Namun demikian, aku tidak dapat mengasihi dengan sempurna. Bagian dari ayat tersebut tidak berlaku untukku. Bagian itu berlaku hanya untuk Kristus yang dengan kasih-Nya yang sempurna masuk kedalam duniaku dan meletakkan hidup-Nya diatas pecahan-pecahan yang tidak lagi indah. Kristus datang ke dalam dunia dan hatiku yang penuh ketakutan. Di dalam hatiku yang terbalut rasa takut, Kristus hadir.

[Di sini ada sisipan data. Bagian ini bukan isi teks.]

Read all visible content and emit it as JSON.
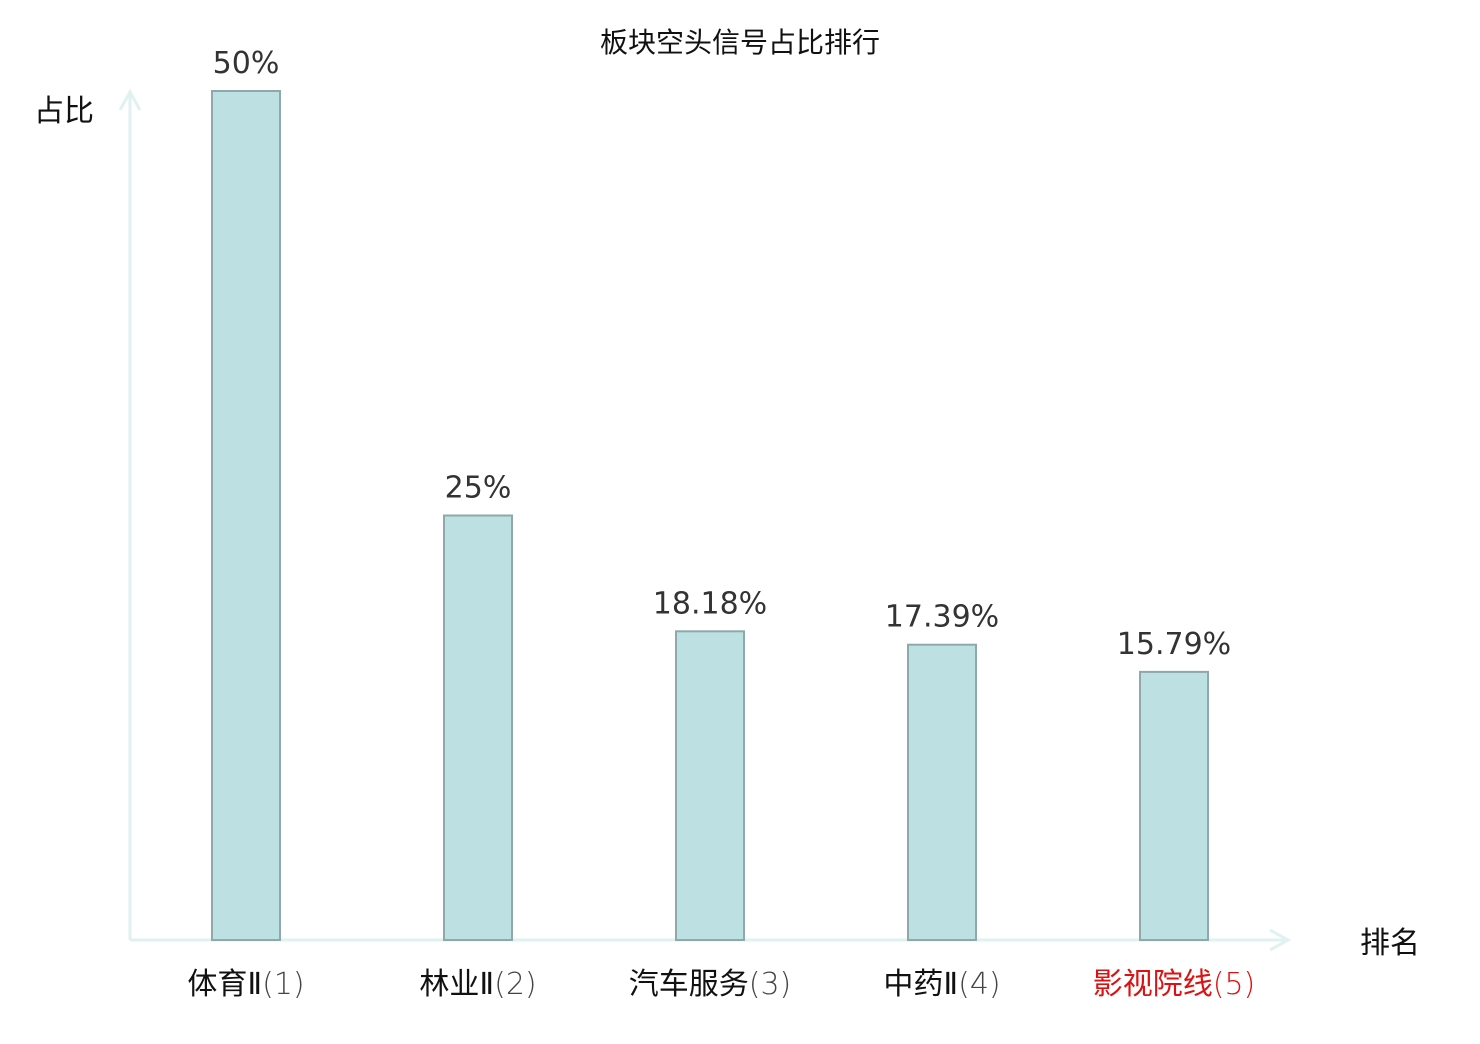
{
  "chart_data": {
    "type": "bar",
    "title": "板块空头信号占比排行",
    "ylabel": "占比",
    "xlabel": "排名",
    "categories": [
      {
        "name": "体育Ⅱ",
        "rank": "(1)",
        "highlight": false
      },
      {
        "name": "林业Ⅱ",
        "rank": "(2)",
        "highlight": false
      },
      {
        "name": "汽车服务",
        "rank": "(3)",
        "highlight": false
      },
      {
        "name": "中药Ⅱ",
        "rank": "(4)",
        "highlight": false
      },
      {
        "name": "影视院线",
        "rank": "(5)",
        "highlight": true
      }
    ],
    "values": [
      50,
      25,
      18.18,
      17.39,
      15.79
    ],
    "value_labels": [
      "50%",
      "25%",
      "18.18%",
      "17.39%",
      "15.79%"
    ],
    "ylim": [
      0,
      50
    ],
    "grid": false,
    "legend": "none",
    "colors": {
      "bar_fill": "#bde1e3",
      "bar_stroke": "#8fa8a9",
      "axis": "#e0f2ef",
      "text": "#333333",
      "highlight_text": "#dd1111"
    }
  }
}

Di tengah momen yang sangat nyata dan berbahaya, aku menemukan Kristus disana. Kristus menunjukkan kasih yang sejati dan memberikanku kebebasan untuk melepaskan rasa takut. Tidak pernah sekalipun dalam hidupku, bahkan pada saat-saat yang paling menakutkan sekalipun, aku tidak menemukan Kristus berada disana bersamaku. Rasa takut tidak memiliki kekuatan untuk mengubah jalannya sebuah peristiwa. Rasa takut hanya menjauhkanku dari memenuhi panggilanku dalam ruang dan waktu yang Tuhan telah tetapkan bagiku. Rasa takut membuatku tidak mengasihi dan menikmati suami dan anakku.
Daripada menyerah kepada rasa takut, aku harus berpegang teguh pada kebenaran ini, yaitu bahwa kasih Kristus lebih besar daripada segala hal yang kubayangkan. Ia lebih dari cukup untukku saat ini, dan Ia pun lebih dari cukup untuk apa pun yang akan datang dimasa depan. Kasihnya akan menetap dan hadir ke mana pun Ia memimpinku. Dimana Kristus hadir, aku bebas untuk mengasihi dan menikmati hubungan dengan anakku tanpa rasa takut.

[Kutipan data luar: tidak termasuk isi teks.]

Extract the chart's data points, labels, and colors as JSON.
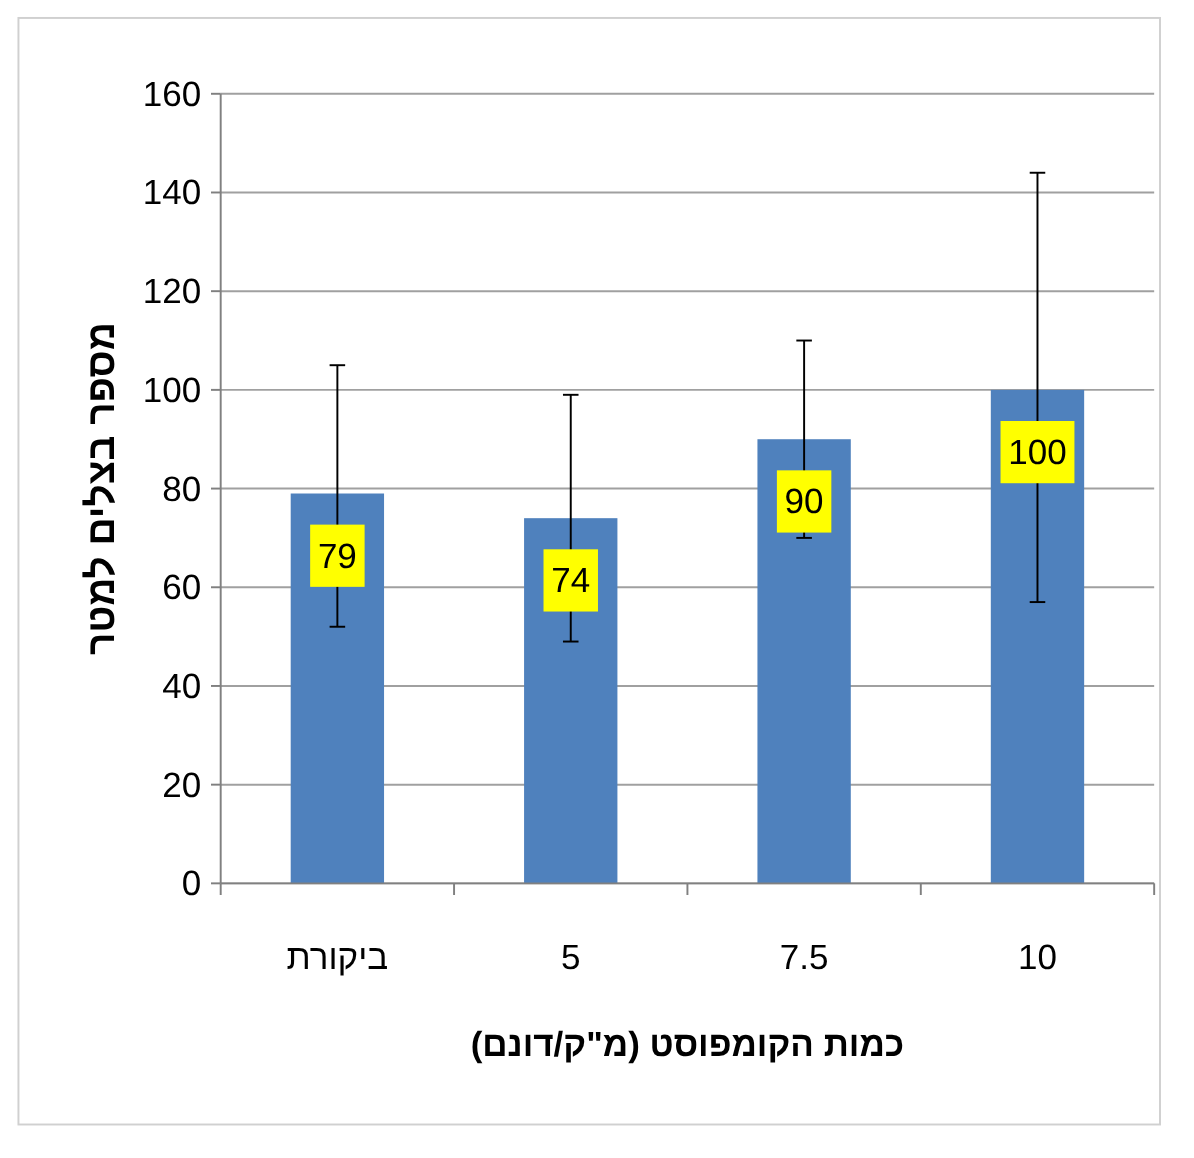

Ya, di tengah dunia yang gila ini, aku harus beralih dari rasa takut kepada iman. Aku tidak akan membiarkan Iblis mengintimidasi dan berbohong kepadaku, mengatakan kepadaku bahwa aku mengasihi anakku padahal aku sedang bereaksi karena rasa takutku. Aku akan membiarkan kasih Bapa memerintah dalam hatiku dan percaya bahwa kasih-Nya jauh lebih besar daripada segala hal yang dunia lempar ke arahku. Aku akan membiarkan kasih Bapa hadir dalam hidupku dan ketika kasih-Nya hadir, rasa takut tidak memiliki tempat untuk tumbuh! 

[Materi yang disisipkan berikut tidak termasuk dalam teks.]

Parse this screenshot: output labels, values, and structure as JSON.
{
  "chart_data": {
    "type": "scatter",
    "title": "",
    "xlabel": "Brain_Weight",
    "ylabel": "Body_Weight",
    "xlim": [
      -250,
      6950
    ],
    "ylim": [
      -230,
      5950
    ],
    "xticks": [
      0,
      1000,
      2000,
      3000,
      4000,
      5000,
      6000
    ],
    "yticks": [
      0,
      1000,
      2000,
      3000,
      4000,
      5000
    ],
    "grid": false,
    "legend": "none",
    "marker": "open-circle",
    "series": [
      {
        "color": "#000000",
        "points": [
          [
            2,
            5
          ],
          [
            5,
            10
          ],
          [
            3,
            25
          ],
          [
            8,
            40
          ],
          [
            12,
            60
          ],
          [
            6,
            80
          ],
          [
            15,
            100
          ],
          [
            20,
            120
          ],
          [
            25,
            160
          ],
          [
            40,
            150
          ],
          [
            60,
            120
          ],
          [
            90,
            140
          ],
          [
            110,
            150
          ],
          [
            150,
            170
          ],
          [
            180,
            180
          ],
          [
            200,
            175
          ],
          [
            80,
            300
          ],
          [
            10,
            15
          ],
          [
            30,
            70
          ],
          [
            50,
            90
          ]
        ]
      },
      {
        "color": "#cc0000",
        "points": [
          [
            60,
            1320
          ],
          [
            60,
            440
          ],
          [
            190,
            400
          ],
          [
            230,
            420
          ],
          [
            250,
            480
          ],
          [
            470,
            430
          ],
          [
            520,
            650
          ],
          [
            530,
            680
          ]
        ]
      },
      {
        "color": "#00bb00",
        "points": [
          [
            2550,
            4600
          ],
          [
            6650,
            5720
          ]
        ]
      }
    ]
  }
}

Allah adalah perlindungan dan kekuatan kita; 
Ia selalu siap dan mampu menolong dalam kesesakan.
Maka kita tidak takut, 
biarpun bumi bergoncang, dan gunung-gunung tenggelam ke dasar lautan;
biar laut mengamuk dan bergelora, dan bukit-bukit gemetar oleh pukulannya.
Mazmur 46:1-3

Friday, February 3, 2017

There is No Fear In Love (part 2)

by Sarah Eliana

Hi ladies,
Postingan ini adalah sambungan dari part 1 yang bisa dibaca di sini. :)
Orang tua harus melindungi anak mereka―itu sangat betul. Tentu sebagai seorang ibu aku punya mother instict untuk melindungi anakku. Tapi aku juga harus ingat untuk gak bikin anakku hidup di dalam bubble. Ada saatnya Tuhan akan memanggil anakku ke tempat-tempat lain dimana aku gak bisa melindungi dia, dan dalam situasi seperti itu, aku harus mempercayai hati Bapa. Seperti situasi sekarang dimana anakku sudah masuk sekolah. Waktu dia di sekolah, aku gak bisa protect dia, tapi aku bisa percaya kepada hati Tuhan dan percaya bahwa Ia melindungi anakku jauuuhh lebih baik daripada aku dapat melindunginya.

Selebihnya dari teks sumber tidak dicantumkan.